Иногда достаточно одного слова, чтобы вся фраза застыла и мы провалились в сон, где время течет по обычным законам. Оно невозмутимо продолжает свое паломничество посреди хаоса. Так, весной 1944 года Густав Крупп, один из священников промышленности, который в самом начале этой истории внес лепту в дело нацистов и поддержал режим с первых часов его существования, ужинал с женой Бертой и старшим сыном Альфредом, наследником концерна. Это были их последние минуты на вилле Хюгель, в огромном дворце, где они всегда жили и где власть Круппа обретала смысл. Теперь все складывалось неважно. Немецкая армия отступала и отступала. Надо было решиться покинуть владения и уйти в горы, подальше от Рура, в Блюнбах, туда, где бомбы их не достанут, где царит холодный белый мир.
Внезапно старый Густав встал. Он уже давно потерял рассудок. Страдающий недержанием и впавший в детство, он годами хранил молчание. Однако в тот вечер посреди трапезы Густав резко поднялся; испуганно прижав салфетку к груди, вытянул длинный худой палец и процедил: «Но кто все эти люди?» Жена обернулась, сын тоже. Им стало очень страшно. Половина комнаты была погружена во мрак. Но тьма казалась подвижной, будто в ней плавали силуэты. И это были не призраки виллы Хюгель, явившиеся обдать хозяина ледяным ужасом, это были не ламии, не злые духи, а настоящие люди, мужчины, чьи огромные глаза внимательно смотрели на Густава. Фигуры выходили из тьмы. Незнакомцы. Густав страшно испугался. Он не мог шевельнуться. Домочадцы сидели неподвижно. Занавески словно остекленели. И вдруг Густаву показалось, что он впервые в жизни видит, словно он наконец прозрел. И то, что он увидел, то, что медленно выплыло из тени, представляло собой десятки тысяч мертвецов, подневольных рабочих, которых СС предоставили для его заводов. Они вышли из небытия.

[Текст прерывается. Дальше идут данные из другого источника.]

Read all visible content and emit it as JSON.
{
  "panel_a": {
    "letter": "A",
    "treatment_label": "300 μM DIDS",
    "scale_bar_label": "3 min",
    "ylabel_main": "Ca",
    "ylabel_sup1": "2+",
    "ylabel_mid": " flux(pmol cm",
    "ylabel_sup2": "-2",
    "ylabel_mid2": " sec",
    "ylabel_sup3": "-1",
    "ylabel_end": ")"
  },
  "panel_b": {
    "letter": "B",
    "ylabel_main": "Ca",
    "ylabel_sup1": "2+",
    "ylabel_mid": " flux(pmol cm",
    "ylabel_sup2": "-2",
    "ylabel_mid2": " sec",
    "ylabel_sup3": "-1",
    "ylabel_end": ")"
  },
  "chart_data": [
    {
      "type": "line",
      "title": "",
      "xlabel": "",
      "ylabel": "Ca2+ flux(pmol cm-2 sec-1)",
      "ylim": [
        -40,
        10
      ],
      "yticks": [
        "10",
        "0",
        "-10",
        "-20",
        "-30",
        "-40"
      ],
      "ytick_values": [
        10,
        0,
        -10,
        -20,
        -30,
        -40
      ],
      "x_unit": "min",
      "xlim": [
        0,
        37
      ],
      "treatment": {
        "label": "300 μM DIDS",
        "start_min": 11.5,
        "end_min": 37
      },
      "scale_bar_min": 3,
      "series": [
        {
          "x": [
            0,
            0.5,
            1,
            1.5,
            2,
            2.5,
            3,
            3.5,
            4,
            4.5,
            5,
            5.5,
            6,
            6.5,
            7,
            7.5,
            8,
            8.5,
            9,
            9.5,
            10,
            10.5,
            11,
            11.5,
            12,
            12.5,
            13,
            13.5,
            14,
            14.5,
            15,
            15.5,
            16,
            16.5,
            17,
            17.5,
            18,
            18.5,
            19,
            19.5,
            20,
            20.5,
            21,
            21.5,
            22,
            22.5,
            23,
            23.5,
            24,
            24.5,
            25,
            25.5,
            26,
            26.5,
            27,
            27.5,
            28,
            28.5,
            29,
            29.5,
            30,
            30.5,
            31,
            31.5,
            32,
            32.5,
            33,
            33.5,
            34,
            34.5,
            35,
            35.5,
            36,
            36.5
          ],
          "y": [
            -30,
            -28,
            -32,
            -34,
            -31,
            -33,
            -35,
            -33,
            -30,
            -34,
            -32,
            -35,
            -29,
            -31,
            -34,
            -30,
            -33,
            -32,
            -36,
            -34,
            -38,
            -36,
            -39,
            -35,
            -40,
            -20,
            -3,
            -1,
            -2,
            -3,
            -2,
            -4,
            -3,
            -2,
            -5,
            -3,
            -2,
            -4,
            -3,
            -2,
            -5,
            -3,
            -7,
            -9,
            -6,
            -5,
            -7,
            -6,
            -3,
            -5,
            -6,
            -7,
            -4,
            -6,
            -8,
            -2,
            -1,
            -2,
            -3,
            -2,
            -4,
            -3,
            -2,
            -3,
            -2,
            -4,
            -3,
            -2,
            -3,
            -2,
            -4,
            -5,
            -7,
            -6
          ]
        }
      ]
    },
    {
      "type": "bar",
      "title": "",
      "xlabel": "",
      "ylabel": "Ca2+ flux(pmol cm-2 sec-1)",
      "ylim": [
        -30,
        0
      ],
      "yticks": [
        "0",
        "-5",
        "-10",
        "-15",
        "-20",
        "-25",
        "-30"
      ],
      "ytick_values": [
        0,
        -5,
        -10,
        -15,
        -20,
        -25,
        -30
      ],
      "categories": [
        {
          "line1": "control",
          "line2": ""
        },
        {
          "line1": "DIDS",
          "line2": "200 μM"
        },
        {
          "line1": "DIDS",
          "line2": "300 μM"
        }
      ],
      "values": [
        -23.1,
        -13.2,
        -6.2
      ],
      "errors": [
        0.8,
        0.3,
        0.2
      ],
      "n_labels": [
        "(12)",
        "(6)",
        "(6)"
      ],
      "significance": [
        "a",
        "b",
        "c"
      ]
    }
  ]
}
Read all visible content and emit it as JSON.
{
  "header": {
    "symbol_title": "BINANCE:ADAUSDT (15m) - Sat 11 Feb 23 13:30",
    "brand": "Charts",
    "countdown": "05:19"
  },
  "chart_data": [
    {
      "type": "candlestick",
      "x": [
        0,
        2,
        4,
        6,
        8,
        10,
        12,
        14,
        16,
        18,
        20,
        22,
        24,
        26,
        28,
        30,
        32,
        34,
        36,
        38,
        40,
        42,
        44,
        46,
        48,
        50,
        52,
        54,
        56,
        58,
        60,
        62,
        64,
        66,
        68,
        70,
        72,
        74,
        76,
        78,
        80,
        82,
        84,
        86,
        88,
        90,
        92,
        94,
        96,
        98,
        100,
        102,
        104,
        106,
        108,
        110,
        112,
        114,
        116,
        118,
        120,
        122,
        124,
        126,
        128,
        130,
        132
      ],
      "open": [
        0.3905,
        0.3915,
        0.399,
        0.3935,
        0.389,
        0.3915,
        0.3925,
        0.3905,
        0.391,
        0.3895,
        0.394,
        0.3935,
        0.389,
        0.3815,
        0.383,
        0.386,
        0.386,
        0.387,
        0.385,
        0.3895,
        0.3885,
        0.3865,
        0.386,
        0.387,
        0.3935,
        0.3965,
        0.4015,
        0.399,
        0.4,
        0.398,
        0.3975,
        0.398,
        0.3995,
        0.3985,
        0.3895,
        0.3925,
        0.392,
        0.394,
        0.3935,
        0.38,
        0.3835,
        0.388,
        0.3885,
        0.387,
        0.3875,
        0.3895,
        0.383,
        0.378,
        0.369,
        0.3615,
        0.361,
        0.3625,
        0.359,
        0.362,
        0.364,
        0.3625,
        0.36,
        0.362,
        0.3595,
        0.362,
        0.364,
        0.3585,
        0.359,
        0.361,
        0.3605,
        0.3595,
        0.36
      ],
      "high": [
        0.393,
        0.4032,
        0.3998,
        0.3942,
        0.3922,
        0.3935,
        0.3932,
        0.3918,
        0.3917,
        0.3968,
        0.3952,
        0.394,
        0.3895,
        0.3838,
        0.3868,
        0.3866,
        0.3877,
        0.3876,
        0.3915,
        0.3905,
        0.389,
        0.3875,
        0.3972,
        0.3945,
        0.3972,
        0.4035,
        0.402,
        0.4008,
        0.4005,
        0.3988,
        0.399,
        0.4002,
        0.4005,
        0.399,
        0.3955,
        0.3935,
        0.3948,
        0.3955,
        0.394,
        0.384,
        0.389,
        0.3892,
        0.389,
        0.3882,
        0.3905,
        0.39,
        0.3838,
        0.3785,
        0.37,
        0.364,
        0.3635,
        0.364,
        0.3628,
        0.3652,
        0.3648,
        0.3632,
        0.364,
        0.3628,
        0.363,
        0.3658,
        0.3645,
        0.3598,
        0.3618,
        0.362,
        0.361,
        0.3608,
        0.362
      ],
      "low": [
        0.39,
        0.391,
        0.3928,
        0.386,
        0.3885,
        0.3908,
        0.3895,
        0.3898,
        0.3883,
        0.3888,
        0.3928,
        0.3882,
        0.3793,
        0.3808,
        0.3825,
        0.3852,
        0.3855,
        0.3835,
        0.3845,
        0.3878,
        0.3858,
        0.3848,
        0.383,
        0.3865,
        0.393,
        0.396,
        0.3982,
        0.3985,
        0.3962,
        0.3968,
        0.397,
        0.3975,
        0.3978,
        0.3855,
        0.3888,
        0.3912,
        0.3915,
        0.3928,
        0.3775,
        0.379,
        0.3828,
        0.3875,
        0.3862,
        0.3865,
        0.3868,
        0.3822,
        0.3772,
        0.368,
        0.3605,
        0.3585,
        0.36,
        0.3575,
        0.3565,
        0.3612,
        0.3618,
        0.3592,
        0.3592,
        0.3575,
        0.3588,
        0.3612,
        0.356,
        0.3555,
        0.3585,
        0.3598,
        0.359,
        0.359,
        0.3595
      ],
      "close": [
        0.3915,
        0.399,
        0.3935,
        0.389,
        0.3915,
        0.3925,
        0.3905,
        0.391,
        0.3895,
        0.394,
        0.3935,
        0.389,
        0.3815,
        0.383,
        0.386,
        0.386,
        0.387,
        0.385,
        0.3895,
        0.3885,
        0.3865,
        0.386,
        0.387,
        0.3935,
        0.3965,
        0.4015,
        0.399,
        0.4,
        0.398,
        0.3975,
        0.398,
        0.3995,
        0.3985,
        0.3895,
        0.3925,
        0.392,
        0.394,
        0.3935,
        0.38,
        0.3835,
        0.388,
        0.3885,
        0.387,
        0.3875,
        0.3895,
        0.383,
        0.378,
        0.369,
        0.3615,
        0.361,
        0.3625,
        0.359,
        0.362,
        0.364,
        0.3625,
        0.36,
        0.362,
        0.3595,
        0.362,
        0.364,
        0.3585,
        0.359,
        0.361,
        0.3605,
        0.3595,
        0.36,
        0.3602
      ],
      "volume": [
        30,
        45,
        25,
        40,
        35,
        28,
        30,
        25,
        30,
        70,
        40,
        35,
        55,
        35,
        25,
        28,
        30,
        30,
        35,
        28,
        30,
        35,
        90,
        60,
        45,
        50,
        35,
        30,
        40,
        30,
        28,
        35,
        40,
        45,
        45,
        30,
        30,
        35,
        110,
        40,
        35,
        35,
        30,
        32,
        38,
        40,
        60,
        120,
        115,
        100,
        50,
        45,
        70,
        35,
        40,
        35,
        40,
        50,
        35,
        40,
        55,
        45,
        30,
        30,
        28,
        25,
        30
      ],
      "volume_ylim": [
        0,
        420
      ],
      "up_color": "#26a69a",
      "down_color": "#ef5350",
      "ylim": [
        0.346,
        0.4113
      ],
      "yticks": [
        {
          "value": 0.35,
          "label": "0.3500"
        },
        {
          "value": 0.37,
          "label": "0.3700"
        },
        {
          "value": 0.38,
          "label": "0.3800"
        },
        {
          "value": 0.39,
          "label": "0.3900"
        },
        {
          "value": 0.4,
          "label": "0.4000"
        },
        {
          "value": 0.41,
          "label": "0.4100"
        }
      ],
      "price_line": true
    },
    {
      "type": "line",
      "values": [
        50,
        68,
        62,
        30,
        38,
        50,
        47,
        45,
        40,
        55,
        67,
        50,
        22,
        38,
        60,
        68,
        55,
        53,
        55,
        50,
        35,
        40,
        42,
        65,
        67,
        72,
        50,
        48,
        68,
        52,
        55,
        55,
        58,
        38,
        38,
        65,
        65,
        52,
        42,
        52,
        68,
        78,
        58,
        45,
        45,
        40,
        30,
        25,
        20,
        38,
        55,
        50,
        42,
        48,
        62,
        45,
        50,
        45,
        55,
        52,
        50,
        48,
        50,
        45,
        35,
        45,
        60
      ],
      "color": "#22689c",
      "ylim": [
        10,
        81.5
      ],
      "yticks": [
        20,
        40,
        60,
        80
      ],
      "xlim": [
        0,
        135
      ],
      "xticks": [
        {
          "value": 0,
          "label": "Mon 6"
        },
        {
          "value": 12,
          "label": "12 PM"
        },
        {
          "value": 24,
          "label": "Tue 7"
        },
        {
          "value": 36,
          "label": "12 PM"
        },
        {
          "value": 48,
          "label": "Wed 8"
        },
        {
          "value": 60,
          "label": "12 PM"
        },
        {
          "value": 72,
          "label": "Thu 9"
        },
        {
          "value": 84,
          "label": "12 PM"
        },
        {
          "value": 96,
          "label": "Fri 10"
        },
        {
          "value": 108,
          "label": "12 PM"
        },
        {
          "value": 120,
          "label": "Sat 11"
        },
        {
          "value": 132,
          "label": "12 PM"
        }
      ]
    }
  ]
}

Годами он брал к себе на заводы людей их Бухенвальда, Флоссенбюрга, Равенсбрюка, Заксенхаузена, Освенцима и многих других лагерей. Продолжительность жизни таких рабочих составляла несколько месяцев. Если заключенному удавалось избежать инфекций, он умирал от голода. Но Крупп был не единственным, кто так поступал. Его коллеги по собранию от 20 февраля тоже пользовались услугами узников; за криминальными страстями и политическими жестами скрывалась жажда наживы. Война была рентабельной. «Байер» брал в аренду людей из Маутхаузена. «БМВ» — из Дахау, Папенбурга, Заксенхаузена, Нацвейлер-Штрутгофа и Бухенвальда. «Даймлер» — из Ширмека. «И. Г. Фарбен» — из Дора-Миттельбау, Гросс-Розен, Заксенхаузена, Бухенвальда, Равенсбрюка, Дахау, Маутхаузена, в Освенциме эксплуатировали гигантский завод: «И. Г. Аушвиц» — неосторожно указано в его организационной схеме. «Агфа» брала людей из Дахау. «Шелл» — в Нойенгамме. «Шнайдер» — в Бухенвальде. «Телефункен» — в Гросс-Розен. «Сименс» — в Бухенвальде, Флоссенбюрге, Нойенгамме, Равенсбрюке, Заксенхаузене, Гросс-Розен и Освенциме. Все набросились на дешевую рабочую силу. Так что Густав не галлюцинировал посреди семейного ужина, скорее его жена Берта и сын не хотели что-либо видеть. Потому что мертвецы пришли в дом и устроились в тени.